Por que uma erupção entrou na explicação desse depósito?
O artigo acadêmico Sun stones and the darkened sun reuniu a cronologia arqueológica com registros climáticos. Núcleos de gelo mostram sulfato de uma grande erupção perto de 2.900 a.C., período muito próximo ao depósito das pedras.
Esse tipo de erupção pode lançar partículas na atmosfera e reduzir a radiação solar. Anéis de árvores também registram episódios de frio próximos à mesma época, criando um cenário no qual menos luz e colheitas piores seriam problemas concretos para comunidades agrícolas.
Como essas pedras podem ter sido usadas em rituais?
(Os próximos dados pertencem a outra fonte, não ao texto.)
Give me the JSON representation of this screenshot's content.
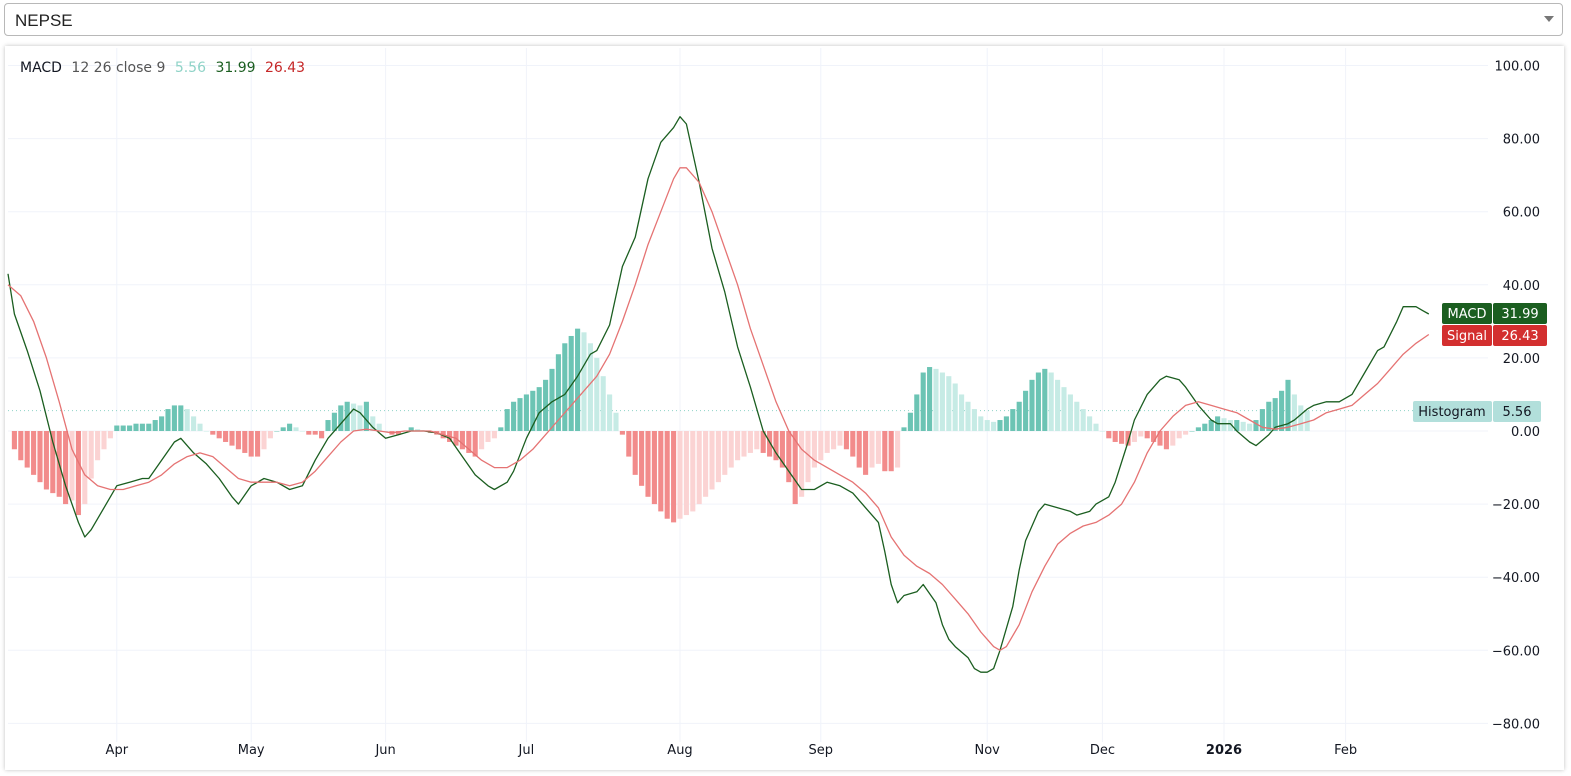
{
  "symbol_select": {
    "value": "NEPSE"
  },
  "legend": {
    "name": "MACD",
    "params": "12 26 close 9",
    "histogram_value": "5.56",
    "macd_value": "31.99",
    "signal_value": "26.43"
  },
  "badges": {
    "macd_label": "MACD",
    "macd_value": "31.99",
    "signal_label": "Signal",
    "signal_value": "26.43",
    "histogram_label": "Histogram",
    "histogram_value": "5.56"
  },
  "colors": {
    "macd_line": "#1b5e20",
    "signal_line": "#e57373",
    "hist_pos_strong": "#6cc4b4",
    "hist_pos_weak": "#c6ebe5",
    "hist_neg_strong": "#f28b8b",
    "hist_neg_weak": "#fbd3d3"
  },
  "chart_data": {
    "type": "line",
    "title": "",
    "ylim": [
      -80,
      100
    ],
    "y_ticks": [
      "100.00",
      "80.00",
      "60.00",
      "40.00",
      "20.00",
      "0.00",
      "−20.00",
      "−40.00",
      "−60.00",
      "−80.00"
    ],
    "y_tick_values": [
      100,
      80,
      60,
      40,
      20,
      0,
      -20,
      -40,
      -60,
      -80
    ],
    "x_ticks": [
      {
        "label": "Apr",
        "t": 24,
        "bold": false
      },
      {
        "label": "May",
        "t": 45,
        "bold": false
      },
      {
        "label": "Jun",
        "t": 66,
        "bold": false
      },
      {
        "label": "Jul",
        "t": 88,
        "bold": false
      },
      {
        "label": "Aug",
        "t": 112,
        "bold": false
      },
      {
        "label": "Sep",
        "t": 134,
        "bold": false
      },
      {
        "label": "Nov",
        "t": 160,
        "bold": false
      },
      {
        "label": "Dec",
        "t": 178,
        "bold": false
      },
      {
        "label": "2026",
        "t": 197,
        "bold": true
      },
      {
        "label": "Feb",
        "t": 216,
        "bold": false
      }
    ],
    "t_range": [
      7,
      231
    ],
    "grid": true,
    "series": [
      {
        "name": "MACD",
        "points": [
          [
            7,
            43
          ],
          [
            8,
            32
          ],
          [
            10,
            22
          ],
          [
            12,
            11
          ],
          [
            14,
            -3
          ],
          [
            16,
            -15
          ],
          [
            18,
            -25
          ],
          [
            19,
            -29
          ],
          [
            20,
            -27
          ],
          [
            22,
            -21
          ],
          [
            24,
            -15
          ],
          [
            26,
            -14
          ],
          [
            28,
            -13
          ],
          [
            29,
            -13
          ],
          [
            31,
            -8
          ],
          [
            33,
            -3
          ],
          [
            34,
            -2
          ],
          [
            36,
            -6
          ],
          [
            38,
            -9
          ],
          [
            40,
            -13
          ],
          [
            42,
            -18
          ],
          [
            43,
            -20
          ],
          [
            45,
            -15
          ],
          [
            47,
            -13
          ],
          [
            49,
            -14
          ],
          [
            51,
            -16
          ],
          [
            53,
            -15
          ],
          [
            55,
            -8
          ],
          [
            57,
            -2
          ],
          [
            59,
            2
          ],
          [
            61,
            6
          ],
          [
            62,
            5
          ],
          [
            64,
            1
          ],
          [
            66,
            -2
          ],
          [
            68,
            -1
          ],
          [
            70,
            0
          ],
          [
            72,
            0
          ],
          [
            74,
            -0.5
          ],
          [
            76,
            -2
          ],
          [
            78,
            -7
          ],
          [
            80,
            -12
          ],
          [
            82,
            -15
          ],
          [
            83,
            -16
          ],
          [
            85,
            -14
          ],
          [
            86,
            -11
          ],
          [
            88,
            -2
          ],
          [
            90,
            5
          ],
          [
            92,
            8
          ],
          [
            94,
            10
          ],
          [
            96,
            15
          ],
          [
            98,
            21
          ],
          [
            99,
            22
          ],
          [
            101,
            29
          ],
          [
            103,
            45
          ],
          [
            105,
            53
          ],
          [
            107,
            69
          ],
          [
            109,
            79
          ],
          [
            111,
            83
          ],
          [
            112,
            86
          ],
          [
            113,
            84
          ],
          [
            115,
            68
          ],
          [
            117,
            50
          ],
          [
            119,
            38
          ],
          [
            121,
            23
          ],
          [
            123,
            12
          ],
          [
            125,
            0
          ],
          [
            127,
            -6
          ],
          [
            129,
            -11
          ],
          [
            131,
            -16
          ],
          [
            133,
            -16
          ],
          [
            135,
            -14
          ],
          [
            137,
            -15
          ],
          [
            139,
            -17
          ],
          [
            141,
            -21
          ],
          [
            143,
            -25
          ],
          [
            144,
            -33
          ],
          [
            145,
            -42
          ],
          [
            146,
            -47
          ],
          [
            147,
            -45
          ],
          [
            149,
            -44
          ],
          [
            150,
            -42
          ],
          [
            152,
            -47
          ],
          [
            153,
            -53
          ],
          [
            154,
            -57
          ],
          [
            155,
            -59
          ],
          [
            157,
            -62
          ],
          [
            158,
            -65
          ],
          [
            159,
            -66
          ],
          [
            160,
            -66
          ],
          [
            161,
            -65
          ],
          [
            162,
            -60
          ],
          [
            164,
            -48
          ],
          [
            165,
            -38
          ],
          [
            166,
            -30
          ],
          [
            168,
            -22
          ],
          [
            169,
            -20
          ],
          [
            171,
            -21
          ],
          [
            173,
            -22
          ],
          [
            174,
            -23
          ],
          [
            176,
            -22
          ],
          [
            177,
            -20
          ],
          [
            179,
            -18
          ],
          [
            180,
            -14
          ],
          [
            182,
            -3
          ],
          [
            183,
            3
          ],
          [
            185,
            10
          ],
          [
            187,
            14
          ],
          [
            188,
            15
          ],
          [
            190,
            14
          ],
          [
            191,
            12
          ],
          [
            193,
            7
          ],
          [
            195,
            3
          ],
          [
            196,
            2
          ],
          [
            198,
            2
          ],
          [
            199,
            0
          ],
          [
            201,
            -3
          ],
          [
            202,
            -4
          ],
          [
            204,
            -1
          ],
          [
            205,
            1
          ],
          [
            207,
            2
          ],
          [
            208,
            3
          ],
          [
            210,
            6
          ],
          [
            211,
            7
          ],
          [
            213,
            8
          ],
          [
            215,
            8
          ],
          [
            217,
            10
          ],
          [
            219,
            16
          ],
          [
            221,
            22
          ],
          [
            222,
            23
          ],
          [
            224,
            30
          ],
          [
            225,
            34
          ],
          [
            227,
            34
          ],
          [
            228,
            33
          ],
          [
            229,
            32
          ]
        ]
      },
      {
        "name": "Signal",
        "points": [
          [
            7,
            40
          ],
          [
            9,
            37
          ],
          [
            11,
            30
          ],
          [
            13,
            20
          ],
          [
            15,
            8
          ],
          [
            17,
            -5
          ],
          [
            19,
            -12
          ],
          [
            21,
            -15
          ],
          [
            23,
            -16
          ],
          [
            25,
            -16
          ],
          [
            27,
            -15
          ],
          [
            29,
            -14
          ],
          [
            31,
            -12
          ],
          [
            33,
            -9
          ],
          [
            35,
            -7
          ],
          [
            37,
            -6
          ],
          [
            39,
            -7
          ],
          [
            41,
            -10
          ],
          [
            43,
            -13
          ],
          [
            45,
            -14
          ],
          [
            47,
            -14
          ],
          [
            49,
            -14
          ],
          [
            51,
            -15
          ],
          [
            53,
            -14
          ],
          [
            55,
            -11
          ],
          [
            57,
            -7
          ],
          [
            59,
            -3
          ],
          [
            61,
            0
          ],
          [
            63,
            0.5
          ],
          [
            65,
            0
          ],
          [
            67,
            -0.5
          ],
          [
            69,
            0
          ],
          [
            71,
            0
          ],
          [
            73,
            0
          ],
          [
            75,
            -1
          ],
          [
            77,
            -2
          ],
          [
            79,
            -5
          ],
          [
            81,
            -8
          ],
          [
            83,
            -10
          ],
          [
            85,
            -10
          ],
          [
            87,
            -8
          ],
          [
            89,
            -5
          ],
          [
            91,
            -1
          ],
          [
            93,
            3
          ],
          [
            95,
            7
          ],
          [
            97,
            11
          ],
          [
            99,
            15
          ],
          [
            101,
            21
          ],
          [
            103,
            30
          ],
          [
            105,
            40
          ],
          [
            107,
            51
          ],
          [
            109,
            60
          ],
          [
            111,
            69
          ],
          [
            112,
            72
          ],
          [
            113,
            72
          ],
          [
            115,
            68
          ],
          [
            117,
            60
          ],
          [
            119,
            50
          ],
          [
            121,
            40
          ],
          [
            123,
            28
          ],
          [
            125,
            18
          ],
          [
            127,
            8
          ],
          [
            129,
            0
          ],
          [
            131,
            -5
          ],
          [
            133,
            -8
          ],
          [
            135,
            -10
          ],
          [
            137,
            -12
          ],
          [
            139,
            -14
          ],
          [
            141,
            -17
          ],
          [
            143,
            -21
          ],
          [
            145,
            -29
          ],
          [
            147,
            -34
          ],
          [
            149,
            -37
          ],
          [
            151,
            -39
          ],
          [
            153,
            -42
          ],
          [
            155,
            -46
          ],
          [
            157,
            -50
          ],
          [
            159,
            -55
          ],
          [
            161,
            -59
          ],
          [
            162,
            -60
          ],
          [
            163,
            -59
          ],
          [
            165,
            -53
          ],
          [
            167,
            -44
          ],
          [
            169,
            -37
          ],
          [
            171,
            -31
          ],
          [
            173,
            -28
          ],
          [
            175,
            -26
          ],
          [
            177,
            -25
          ],
          [
            179,
            -23
          ],
          [
            181,
            -20
          ],
          [
            183,
            -14
          ],
          [
            185,
            -6
          ],
          [
            187,
            0
          ],
          [
            189,
            4
          ],
          [
            191,
            7
          ],
          [
            193,
            8
          ],
          [
            195,
            7
          ],
          [
            197,
            6
          ],
          [
            199,
            5
          ],
          [
            201,
            3
          ],
          [
            203,
            1
          ],
          [
            205,
            0.5
          ],
          [
            207,
            1
          ],
          [
            209,
            2
          ],
          [
            211,
            3
          ],
          [
            213,
            5
          ],
          [
            215,
            6
          ],
          [
            217,
            7
          ],
          [
            219,
            10
          ],
          [
            221,
            13
          ],
          [
            223,
            17
          ],
          [
            225,
            21
          ],
          [
            227,
            24
          ],
          [
            229,
            26.4
          ]
        ]
      },
      {
        "name": "Histogram",
        "t_start": 8,
        "values": [
          -5,
          -8,
          -10,
          -12,
          -14,
          -16,
          -17,
          -18,
          -20,
          -19,
          -23,
          -20,
          -13,
          -8,
          -5,
          -2,
          1.5,
          1.5,
          1.5,
          2,
          2,
          2,
          3,
          4,
          6,
          7,
          7,
          6,
          4,
          2,
          0,
          -1,
          -2,
          -3,
          -4,
          -5,
          -6,
          -7,
          -7,
          -5,
          -2,
          0,
          1,
          2,
          1,
          0,
          -1,
          -1,
          -2,
          3,
          5,
          7,
          8,
          7.5,
          7,
          8,
          4,
          2,
          0,
          -1,
          -1,
          0,
          1,
          0.5,
          0.2,
          -0.5,
          -1,
          -2,
          -3,
          -4,
          -5,
          -6,
          -7,
          -5,
          -3,
          -2,
          1,
          6,
          8,
          9,
          10,
          11,
          12,
          14,
          17,
          21,
          24,
          26,
          28,
          27,
          24,
          20,
          15,
          10,
          5,
          -1,
          -7,
          -12,
          -15,
          -18,
          -20,
          -22,
          -24,
          -25,
          -24,
          -23,
          -22,
          -20,
          -18,
          -16,
          -14,
          -12,
          -10,
          -8,
          -7,
          -6,
          -5,
          -6,
          -7,
          -8,
          -10,
          -14,
          -20,
          -18,
          -14,
          -10,
          -8,
          -6,
          -5,
          -4,
          -5,
          -7,
          -10,
          -12,
          -10,
          -9,
          -11,
          -11,
          -10,
          1,
          5,
          10,
          16,
          17.5,
          17,
          16,
          15,
          13,
          10,
          8,
          6,
          4,
          3,
          2.5,
          3,
          4,
          6,
          8,
          11,
          14,
          16,
          17,
          16,
          14,
          12,
          10,
          8,
          6,
          4,
          2,
          0,
          -2,
          -3,
          -3.5,
          -4,
          -3,
          -1.5,
          -2,
          -3,
          -4,
          -5,
          -4,
          -2,
          -1,
          0,
          1,
          2,
          3,
          4,
          3.5,
          3,
          3,
          2.5,
          2,
          3,
          6,
          8,
          9,
          11,
          14,
          10,
          7,
          5.56
        ]
      }
    ]
  }
}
As placas foram colocadas em valas de um recinto junto a restos de refeições rituais, cerâmica quebrada e objetos de sílex. Depois, essas valas foram fechadas, o que sugere uma deposição planejada em vez de descarte doméstico espalhado ao longo do tempo.
Os pesquisadores propõem que as pedras poderiam pedir o retorno do Sol e das colheitas, ou agradecer quando a situação melhorou. Essa leitura combina a imagem gravada, a concentração dos objetos e o episódio climático, porém continua sendo uma hipótese sobre intenção.
A seguir listamos 4 pistas usadas na interpretação que aproximam o depósito de um ritual ligado ao Sol:
- Motivos solares: várias placas apresentam raios ou formas interpretadas como representações do Sol.
- Motivos agrícolas: outras pedras trazem padrões associados a plantas e campos cultivados.
- Depósito concentrado: centenas de peças foram colocadas em um intervalo curto e em contextos específicos.
- Crise climática: sinais de erupção, frio e menor radiação solar aparecem perto da mesma data.

Quais dados ligam a erupção ao período das pedras?
A relação depende da sobreposição de cronologias. As pedras se concentram perto de 2.900 a.C., enquanto gelo da Groenlândia e da Antártida registra sulfato de grandes erupções em uma faixa compatível. A madeira fóssil também mostra anos de crescimento ruim e geadas.
Essa convergência fortalece a hipótese de que um céu escurecido e frio afetou o cotidiano. Ainda assim, os dados climáticos explicam o ambiente, não a intenção individual de quem depositou cada pedra, ponto que precisa permanecer separado da evidência material.
A seguir listamos 3 conjuntos de evidências que ajudam a organizar o que é dado e o que é interpretação:
| Evidência | Achado | Leitura possível |
|---|---|---|
| Arqueologia | Mais de 600 placas gravadas | Depósito coletivo e breve |
| Clima | Sulfato em núcleos de gelo | Grande erupção próxima |
| Iconografia | Sol, plantas e campos | Ligação simbólica com fertilidade |
O depósito prova que a erupção motivou o ritual?
Não é possível transformar a coincidência em certeza sobre o motivo. Não há textos neolíticos explicando a cerimônia, e uma imagem do Sol pode carregar sentidos diferentes. A força da hipótese vem da combinação entre data, contexto ritual, desenhos e sinais climáticos independentes.
Por isso, a descoberta é mais interessante quando mantém essa diferença clara: há evidência forte da crise climática e do depósito concentrado, enquanto a tentativa de trazer o Sol de volta é uma interpretação plausível. As pedras preservam o gesto, mesmo quando a intenção completa se perdeu.